My last post about relapses and remissions got me thinking about when I was newly diagnosed MS. I was always nervous, like there was a monster riding around on my shoulder and I never knew when he was going to attack me. Relapses are unpredictable, which didn’t exactly jive with my type-A-plan-everything-ahead-of-time personality. I decided that even if there wasn’t anything I could do to control whether my relapses occurred at the time that was most convenient for me, then at least I could do a few things to prepare. Having a few “survival supplies” on hand at all times puts my mind at ease a bit. After all preparedness is next to godliness (that’s a saying right?)!
My husband eats more than any human being I’ve ever met. He has to have a hollow leg or something because he’s also unfairly tall and skinny. I’m waiting for him to consent to an MRI so I can investigate this theory….but anyway! Food. I’m constantly trying to stock our fridge full of food which usually requires a couple grocery trips a week and some Costco runs here and there. So needless to say that when I’m laid up food is the first thing that causes rioting in the streets. I keep at least a weeks worth of easy meals in the pantry and freezer should I not be able to grocery shop.
As an example I always have on hand:
Rice & pasta
Pasta sauce (yes- jarred sauce even though my italian roots cringe at that fact)
Frozen meats- chicken, beef, fish
Frozen pasta sauces and soups
Alright, so I know we won’t starve- phew! Next I just simply make sure we are never down to one roll of toilet paper or anything like that, easy enough!
Then I thought about how to prepare for needing a course of IV steroids. I keep some Pepcid in the medicine cabinet just in case of emergency so I can take them to help the GI symptoms. I also keep some ibuprofen PM to help me fight the insomnia and get some sleep.
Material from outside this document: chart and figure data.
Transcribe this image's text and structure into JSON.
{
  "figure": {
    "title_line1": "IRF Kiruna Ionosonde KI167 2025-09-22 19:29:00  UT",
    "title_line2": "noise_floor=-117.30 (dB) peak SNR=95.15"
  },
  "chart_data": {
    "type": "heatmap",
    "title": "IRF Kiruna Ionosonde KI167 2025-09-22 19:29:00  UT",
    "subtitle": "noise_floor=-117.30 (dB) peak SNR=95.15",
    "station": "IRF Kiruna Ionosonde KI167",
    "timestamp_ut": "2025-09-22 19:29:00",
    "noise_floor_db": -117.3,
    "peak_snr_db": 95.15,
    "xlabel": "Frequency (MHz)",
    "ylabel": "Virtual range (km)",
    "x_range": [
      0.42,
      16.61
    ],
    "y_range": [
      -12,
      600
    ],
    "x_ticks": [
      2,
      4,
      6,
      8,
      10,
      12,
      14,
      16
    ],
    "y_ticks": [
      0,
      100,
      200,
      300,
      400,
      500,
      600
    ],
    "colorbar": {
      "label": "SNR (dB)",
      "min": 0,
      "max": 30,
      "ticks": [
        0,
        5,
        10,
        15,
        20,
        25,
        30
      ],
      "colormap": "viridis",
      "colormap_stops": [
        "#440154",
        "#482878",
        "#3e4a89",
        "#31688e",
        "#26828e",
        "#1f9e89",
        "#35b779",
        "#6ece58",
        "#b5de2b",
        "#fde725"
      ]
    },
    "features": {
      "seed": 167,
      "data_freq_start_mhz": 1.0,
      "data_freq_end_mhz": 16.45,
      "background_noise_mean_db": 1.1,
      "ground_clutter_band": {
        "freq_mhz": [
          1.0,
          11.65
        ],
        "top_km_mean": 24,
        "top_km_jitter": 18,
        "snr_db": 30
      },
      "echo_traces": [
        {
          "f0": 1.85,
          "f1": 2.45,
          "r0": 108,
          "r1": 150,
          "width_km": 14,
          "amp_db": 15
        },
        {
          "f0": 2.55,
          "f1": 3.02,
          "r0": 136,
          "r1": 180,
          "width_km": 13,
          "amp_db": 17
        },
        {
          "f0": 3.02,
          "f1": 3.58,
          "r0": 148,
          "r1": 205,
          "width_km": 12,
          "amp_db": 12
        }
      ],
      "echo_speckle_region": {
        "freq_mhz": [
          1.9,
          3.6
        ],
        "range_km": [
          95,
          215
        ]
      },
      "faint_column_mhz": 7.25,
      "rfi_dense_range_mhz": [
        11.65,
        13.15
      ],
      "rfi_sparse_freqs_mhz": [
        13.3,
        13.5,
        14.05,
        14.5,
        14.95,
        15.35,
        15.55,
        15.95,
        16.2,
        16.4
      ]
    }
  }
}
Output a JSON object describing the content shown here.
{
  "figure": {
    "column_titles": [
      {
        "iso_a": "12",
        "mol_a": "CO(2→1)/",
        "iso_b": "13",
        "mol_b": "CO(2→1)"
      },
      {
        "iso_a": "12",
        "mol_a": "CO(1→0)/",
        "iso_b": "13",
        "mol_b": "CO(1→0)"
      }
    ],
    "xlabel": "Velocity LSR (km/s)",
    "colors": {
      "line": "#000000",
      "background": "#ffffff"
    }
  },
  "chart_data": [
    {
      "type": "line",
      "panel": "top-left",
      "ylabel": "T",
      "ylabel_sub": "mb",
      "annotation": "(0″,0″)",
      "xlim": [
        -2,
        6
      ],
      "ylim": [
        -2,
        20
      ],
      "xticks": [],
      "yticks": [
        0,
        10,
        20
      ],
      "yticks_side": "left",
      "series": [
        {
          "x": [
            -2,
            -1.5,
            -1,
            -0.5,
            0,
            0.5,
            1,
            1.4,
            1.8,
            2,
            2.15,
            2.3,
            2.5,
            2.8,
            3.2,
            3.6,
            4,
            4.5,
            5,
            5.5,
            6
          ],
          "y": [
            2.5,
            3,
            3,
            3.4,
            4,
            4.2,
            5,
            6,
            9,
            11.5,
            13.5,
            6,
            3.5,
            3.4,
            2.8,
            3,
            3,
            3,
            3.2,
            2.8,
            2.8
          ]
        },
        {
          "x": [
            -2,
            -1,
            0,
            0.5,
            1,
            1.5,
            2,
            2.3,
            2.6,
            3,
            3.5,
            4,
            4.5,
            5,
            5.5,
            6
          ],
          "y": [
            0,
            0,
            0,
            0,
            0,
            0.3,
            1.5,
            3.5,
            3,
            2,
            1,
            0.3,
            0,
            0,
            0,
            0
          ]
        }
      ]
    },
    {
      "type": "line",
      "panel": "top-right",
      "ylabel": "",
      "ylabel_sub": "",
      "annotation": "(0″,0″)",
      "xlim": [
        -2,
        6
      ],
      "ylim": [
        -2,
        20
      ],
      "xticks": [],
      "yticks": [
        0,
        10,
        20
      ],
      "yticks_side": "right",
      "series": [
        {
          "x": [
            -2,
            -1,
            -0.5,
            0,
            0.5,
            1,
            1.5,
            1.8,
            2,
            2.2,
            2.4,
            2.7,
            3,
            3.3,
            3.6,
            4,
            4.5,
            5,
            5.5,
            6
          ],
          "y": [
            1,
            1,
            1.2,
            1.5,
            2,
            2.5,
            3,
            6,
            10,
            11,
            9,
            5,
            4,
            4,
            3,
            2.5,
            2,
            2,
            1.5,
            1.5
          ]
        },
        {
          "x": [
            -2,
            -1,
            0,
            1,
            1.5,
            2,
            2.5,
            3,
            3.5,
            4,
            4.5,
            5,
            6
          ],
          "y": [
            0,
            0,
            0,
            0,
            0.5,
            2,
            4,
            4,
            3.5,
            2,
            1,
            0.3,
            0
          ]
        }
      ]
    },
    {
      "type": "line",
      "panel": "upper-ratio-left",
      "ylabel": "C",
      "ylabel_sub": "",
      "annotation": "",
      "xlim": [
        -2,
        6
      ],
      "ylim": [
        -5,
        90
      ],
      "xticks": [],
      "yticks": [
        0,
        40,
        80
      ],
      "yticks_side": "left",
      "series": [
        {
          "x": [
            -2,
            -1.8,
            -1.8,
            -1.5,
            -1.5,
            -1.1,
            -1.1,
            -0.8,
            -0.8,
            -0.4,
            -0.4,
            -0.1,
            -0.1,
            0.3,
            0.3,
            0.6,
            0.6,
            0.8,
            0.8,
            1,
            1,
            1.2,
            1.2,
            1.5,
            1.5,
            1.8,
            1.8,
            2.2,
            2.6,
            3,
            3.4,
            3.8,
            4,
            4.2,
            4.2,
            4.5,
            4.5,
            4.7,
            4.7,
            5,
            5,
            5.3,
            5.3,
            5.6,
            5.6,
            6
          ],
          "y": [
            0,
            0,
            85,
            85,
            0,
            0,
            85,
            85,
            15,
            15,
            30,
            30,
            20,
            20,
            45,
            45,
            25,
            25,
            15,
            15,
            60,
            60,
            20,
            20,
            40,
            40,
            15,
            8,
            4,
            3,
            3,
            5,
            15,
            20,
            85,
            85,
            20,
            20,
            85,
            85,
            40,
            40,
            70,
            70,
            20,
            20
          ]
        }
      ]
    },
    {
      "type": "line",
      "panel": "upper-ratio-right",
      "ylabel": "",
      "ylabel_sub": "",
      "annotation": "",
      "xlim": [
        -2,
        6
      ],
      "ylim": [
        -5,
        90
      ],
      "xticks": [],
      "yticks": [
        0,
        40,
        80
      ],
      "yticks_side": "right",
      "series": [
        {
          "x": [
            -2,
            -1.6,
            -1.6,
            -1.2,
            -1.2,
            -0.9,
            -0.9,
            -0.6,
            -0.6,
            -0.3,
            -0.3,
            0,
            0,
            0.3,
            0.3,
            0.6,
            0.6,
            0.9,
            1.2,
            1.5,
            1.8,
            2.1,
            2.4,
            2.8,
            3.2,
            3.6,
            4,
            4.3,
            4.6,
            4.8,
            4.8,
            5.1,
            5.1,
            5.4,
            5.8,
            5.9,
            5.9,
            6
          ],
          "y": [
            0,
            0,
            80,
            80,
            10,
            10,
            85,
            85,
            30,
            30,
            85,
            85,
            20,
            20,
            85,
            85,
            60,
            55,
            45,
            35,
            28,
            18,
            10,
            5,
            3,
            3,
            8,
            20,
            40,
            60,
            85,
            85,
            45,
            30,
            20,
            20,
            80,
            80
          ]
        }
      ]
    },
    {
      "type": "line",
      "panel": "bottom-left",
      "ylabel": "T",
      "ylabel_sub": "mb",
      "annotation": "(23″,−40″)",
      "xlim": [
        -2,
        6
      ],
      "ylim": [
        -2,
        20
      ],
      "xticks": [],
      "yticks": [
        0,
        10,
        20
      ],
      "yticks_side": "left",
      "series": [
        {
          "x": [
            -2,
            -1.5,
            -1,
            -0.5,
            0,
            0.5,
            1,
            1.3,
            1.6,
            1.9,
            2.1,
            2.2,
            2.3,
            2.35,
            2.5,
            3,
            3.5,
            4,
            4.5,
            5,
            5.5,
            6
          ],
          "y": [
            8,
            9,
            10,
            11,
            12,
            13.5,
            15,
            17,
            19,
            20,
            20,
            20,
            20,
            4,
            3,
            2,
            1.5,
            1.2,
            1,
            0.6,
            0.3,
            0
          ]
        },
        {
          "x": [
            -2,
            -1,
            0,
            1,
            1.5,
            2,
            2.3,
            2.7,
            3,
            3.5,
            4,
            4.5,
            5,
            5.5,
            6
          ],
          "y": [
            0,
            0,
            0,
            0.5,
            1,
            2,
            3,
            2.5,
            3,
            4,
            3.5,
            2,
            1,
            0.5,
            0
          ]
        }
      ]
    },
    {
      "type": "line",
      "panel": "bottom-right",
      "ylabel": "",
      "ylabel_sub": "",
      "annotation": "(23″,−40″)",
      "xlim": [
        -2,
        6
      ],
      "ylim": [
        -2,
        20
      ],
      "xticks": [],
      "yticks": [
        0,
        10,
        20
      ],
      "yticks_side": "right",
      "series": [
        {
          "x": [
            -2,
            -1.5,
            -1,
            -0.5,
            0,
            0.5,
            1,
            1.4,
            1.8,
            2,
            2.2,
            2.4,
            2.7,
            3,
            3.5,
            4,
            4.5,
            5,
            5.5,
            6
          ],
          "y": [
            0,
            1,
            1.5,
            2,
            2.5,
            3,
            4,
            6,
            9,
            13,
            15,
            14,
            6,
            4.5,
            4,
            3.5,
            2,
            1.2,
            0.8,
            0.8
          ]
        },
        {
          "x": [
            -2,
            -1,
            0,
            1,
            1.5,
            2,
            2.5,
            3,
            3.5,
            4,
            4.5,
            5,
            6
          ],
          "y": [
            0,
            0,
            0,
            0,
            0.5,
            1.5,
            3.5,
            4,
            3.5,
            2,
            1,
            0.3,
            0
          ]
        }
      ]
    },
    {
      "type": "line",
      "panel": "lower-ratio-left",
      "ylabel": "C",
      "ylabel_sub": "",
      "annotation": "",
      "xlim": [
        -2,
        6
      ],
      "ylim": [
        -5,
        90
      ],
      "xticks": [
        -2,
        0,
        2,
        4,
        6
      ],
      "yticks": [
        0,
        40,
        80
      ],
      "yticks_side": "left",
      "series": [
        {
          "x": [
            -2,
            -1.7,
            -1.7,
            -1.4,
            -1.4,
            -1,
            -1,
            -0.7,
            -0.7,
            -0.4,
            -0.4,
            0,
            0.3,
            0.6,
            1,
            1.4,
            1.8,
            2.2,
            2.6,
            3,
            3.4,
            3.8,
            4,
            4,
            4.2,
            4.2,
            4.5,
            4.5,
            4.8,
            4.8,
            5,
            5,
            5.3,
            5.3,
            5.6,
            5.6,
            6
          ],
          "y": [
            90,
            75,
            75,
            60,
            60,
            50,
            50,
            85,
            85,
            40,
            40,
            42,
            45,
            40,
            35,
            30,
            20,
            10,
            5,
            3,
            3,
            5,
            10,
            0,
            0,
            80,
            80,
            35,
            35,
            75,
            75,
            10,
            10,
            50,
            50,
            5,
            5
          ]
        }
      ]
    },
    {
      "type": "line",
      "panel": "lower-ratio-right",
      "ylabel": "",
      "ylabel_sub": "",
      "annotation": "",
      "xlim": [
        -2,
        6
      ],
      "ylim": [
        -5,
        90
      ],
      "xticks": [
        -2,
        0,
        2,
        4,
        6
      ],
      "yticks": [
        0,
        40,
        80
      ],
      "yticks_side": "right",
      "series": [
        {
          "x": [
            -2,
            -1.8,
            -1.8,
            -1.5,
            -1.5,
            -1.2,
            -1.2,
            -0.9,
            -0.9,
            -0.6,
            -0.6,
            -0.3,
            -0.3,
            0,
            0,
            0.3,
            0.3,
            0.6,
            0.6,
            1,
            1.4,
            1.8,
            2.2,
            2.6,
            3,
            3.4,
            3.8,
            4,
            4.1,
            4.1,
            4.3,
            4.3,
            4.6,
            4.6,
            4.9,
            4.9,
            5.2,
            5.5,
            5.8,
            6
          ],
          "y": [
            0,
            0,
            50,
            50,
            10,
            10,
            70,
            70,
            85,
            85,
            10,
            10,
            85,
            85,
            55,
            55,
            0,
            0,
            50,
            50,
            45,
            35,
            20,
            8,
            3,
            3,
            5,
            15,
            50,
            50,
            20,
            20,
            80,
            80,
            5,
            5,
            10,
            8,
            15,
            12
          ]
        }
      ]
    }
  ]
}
Next I suggest making a list of who you will reach out to in case of emergency. My fiancé is excellent at stepping up in times of need, but he’s a doctor-in-training so sometimes he can’t leave the hospital and get home or over to whatever hospital I’m admitted to. The second time I had to go to the hospital I knew he wouldn’t be able to get over to me so I quickly deployed the mom army. Both of our moms are only a few hours away and I know I can count on them to come to rescue. They did all my errands and stocked my fridge with homemade meals, it was a godsend! I have friends that are closer too that I could call on as reinforcements. Just try to think and plan ahead…if you have to go to the hospital or if you have a relapse who can watch your pets? Your house? Run to the pharmacy for you? If you don’t have friends and family around it may be a good idea to network through you local MS Society chapter and make some friends who also have MS. I know people who have done that and they act as each other’s bad day/relapse buddies.